The leader of the Local Government Association will meet the Housing Minister, Margaret Beckett, today to press for changes to the Government’s draft policy on eco-towns. Margaret Eaton, who chairs the LGA, will stress that the developments should not be forced through where they are not wanted and it has warned the Government its approach may be illegal.
The meeting follows the publication of a draft Planning Policy Statement on eco-towns, which also led to the Campaign for the Protection of Rural England to call for the eco-towns programme to be scaled down.
In an immediate response to the policy, the LGA said everyone recognised the need for more housing and for a reduction of the country’s carbon footprint. The LGA said it supported any eco town scheme which had the backing of local councils and people but forcing through an unwanted development would be totally unacceptable.
Councillor Eaton said, “Using a national planning policy statement to create bias towards a particular government scheme isn’t just ill-advised, according to our lawyers it may be unlawful. Leading lawyers have said that the approach is open to legal challenge under both domestic and European law and is in conflict with the basic principles of the planning system.”
She added that she would urge Margaret Beckett to make changes and said, “Ministers should talk to council leaders about adopting a new approach that will deliver development in places where councils and local people agree that eco towns can work.”

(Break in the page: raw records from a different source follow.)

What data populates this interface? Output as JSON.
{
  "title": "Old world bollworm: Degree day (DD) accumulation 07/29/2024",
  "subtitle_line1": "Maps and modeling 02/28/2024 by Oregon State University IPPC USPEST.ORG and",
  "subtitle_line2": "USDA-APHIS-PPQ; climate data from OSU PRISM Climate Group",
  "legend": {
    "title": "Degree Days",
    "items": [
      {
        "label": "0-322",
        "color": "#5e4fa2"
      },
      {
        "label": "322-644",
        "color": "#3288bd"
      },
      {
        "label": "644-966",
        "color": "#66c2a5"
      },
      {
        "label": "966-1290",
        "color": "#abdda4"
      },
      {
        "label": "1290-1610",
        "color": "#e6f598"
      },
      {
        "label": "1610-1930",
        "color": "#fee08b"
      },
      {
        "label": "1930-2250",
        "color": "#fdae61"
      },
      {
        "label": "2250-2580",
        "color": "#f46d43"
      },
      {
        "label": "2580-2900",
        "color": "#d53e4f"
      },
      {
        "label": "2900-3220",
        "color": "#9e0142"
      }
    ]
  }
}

In its response to the draft policy, the CPRE said there were signs that Ministers were beginning to listen to concerns about the need for the environmental implications of eco-towns to be thoroughly tested through local and regional plans. Kate Gordon, CPRE’s senior planner said, “Fundamental questions need to be asked about the overall scale of the Government’s original ambitions and whether these remain realistic given current economic conditions.”